Bijal Ajinkya, Rahul Jain

Published on

8 May 2024

In the evolving landscape of international taxation, the past decade has seen a consistent and widespread acceptance of tax ‘anti-avoidance rules’ globally. These rules give tax authorities wide ranging powers to deny tax benefits. Recently, both the Indian and Mauritian Government took significant strides in this direction by entering into a Protocol to introduce an anti-avoidance rule known as the ‘Principal Purpose Test’ (PPT) within the India-Mauritius tax treaty framework. The PPT aims to deny the treaty’s benefits if any one of the principal purpose of a transaction, structure or arrangement is to claim such benefits. While the applicability of PPT to past transactions or exits remain uncertain, clients holding India investments in a Mauritius entity or looking to set up a Mauritius structure must assess if their setups withstand PPT scrutiny. India-Mauritius tax treaty continues to provide Mauritian investors several tax incentives such as lower dividend tax rate of 5% (for Mauritius companies holding at least 10% in Indian company) or 15% (otherwise), interest withholding tax rate of 7.5% and capital gains tax exemption on transfer of shares in Indian company (acquired prior to 1 April 2017), debt securities and shares of companies outside India. 

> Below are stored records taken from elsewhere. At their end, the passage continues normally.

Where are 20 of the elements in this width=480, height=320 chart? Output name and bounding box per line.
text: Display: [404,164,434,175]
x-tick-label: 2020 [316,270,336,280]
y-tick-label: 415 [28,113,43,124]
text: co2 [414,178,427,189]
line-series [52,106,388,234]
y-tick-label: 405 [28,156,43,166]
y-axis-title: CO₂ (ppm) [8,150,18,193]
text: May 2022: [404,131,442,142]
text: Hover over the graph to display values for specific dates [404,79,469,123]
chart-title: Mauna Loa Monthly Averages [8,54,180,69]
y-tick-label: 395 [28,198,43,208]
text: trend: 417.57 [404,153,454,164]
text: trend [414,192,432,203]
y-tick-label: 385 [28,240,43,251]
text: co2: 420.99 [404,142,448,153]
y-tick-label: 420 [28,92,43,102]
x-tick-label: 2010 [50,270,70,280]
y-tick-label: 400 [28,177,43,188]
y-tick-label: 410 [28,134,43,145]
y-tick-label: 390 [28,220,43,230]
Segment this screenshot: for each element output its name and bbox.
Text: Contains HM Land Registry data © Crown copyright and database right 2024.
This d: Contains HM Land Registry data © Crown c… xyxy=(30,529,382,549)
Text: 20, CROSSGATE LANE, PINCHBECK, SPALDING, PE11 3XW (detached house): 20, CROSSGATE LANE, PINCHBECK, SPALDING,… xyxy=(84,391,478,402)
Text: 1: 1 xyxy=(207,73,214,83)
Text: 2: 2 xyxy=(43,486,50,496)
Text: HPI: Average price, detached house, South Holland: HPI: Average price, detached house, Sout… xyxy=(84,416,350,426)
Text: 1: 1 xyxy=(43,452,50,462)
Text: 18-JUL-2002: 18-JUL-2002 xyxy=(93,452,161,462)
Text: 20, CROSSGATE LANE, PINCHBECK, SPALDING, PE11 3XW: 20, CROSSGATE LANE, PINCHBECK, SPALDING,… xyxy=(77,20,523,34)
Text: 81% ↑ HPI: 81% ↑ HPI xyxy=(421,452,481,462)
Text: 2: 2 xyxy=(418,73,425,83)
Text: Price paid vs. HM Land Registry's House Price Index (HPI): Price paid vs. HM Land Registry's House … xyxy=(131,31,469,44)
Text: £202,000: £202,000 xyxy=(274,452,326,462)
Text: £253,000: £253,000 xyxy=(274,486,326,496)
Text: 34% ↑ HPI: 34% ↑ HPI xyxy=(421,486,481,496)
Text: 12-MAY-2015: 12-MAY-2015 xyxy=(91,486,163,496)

However, the proposed introduction of PPT as well as existing General Anti-Avoidance Rules (GAAR) under Indian tax law creates an uncertainty on eligibility to claim the tax treaty benefit. It is therefore crucial to demonstrate that the treaty benefit is merely incidental to the relevant structure, arrangement, or transaction, and not its primary purpose. Structures driven by genuine commercial considerations, exhibiting substantial substance aligned with their business models and strategies, stand a better chance of justifying their eligibility for tax treaty benefits. 

For India-focused funds in Mauritius, factors such as the fund’s strategy, historical structural choices, investor demographics, holding durations, the presence of fund managers and directors in Mauritius, a robust administrative ecosystem, political and economic stability, banking infrastructure, investor confidence with the jurisdiction, locational advantage for India investments, portfolio diversification, and target jurisdictions are pivotal factors to evaluate under the lens of PPT and GAAR. Similarly, for holding companies, the residency of the holding company’s shareholders usually plays an important role. In the case of multinational corporations, the group’s structure, business plan, regional benefits, and other factors alongside substance consideration are relevant to the PPT assessment. 

It is important to note that tax authorities have increasingly demanded justification on commercial rationale and substance when assessing tax treaty benefits, even in the absence of GAAR and PPT. While GAAR and PPT formalises the approach, the expectation is for taxpayers to have robust documentation to substantiate the PPT. An in-depth factual and legal analysis becomes indispensable in evaluating PPT implications for clients with Mauritius structures.

The opinions and views expressed in this content belong solely to the author(s).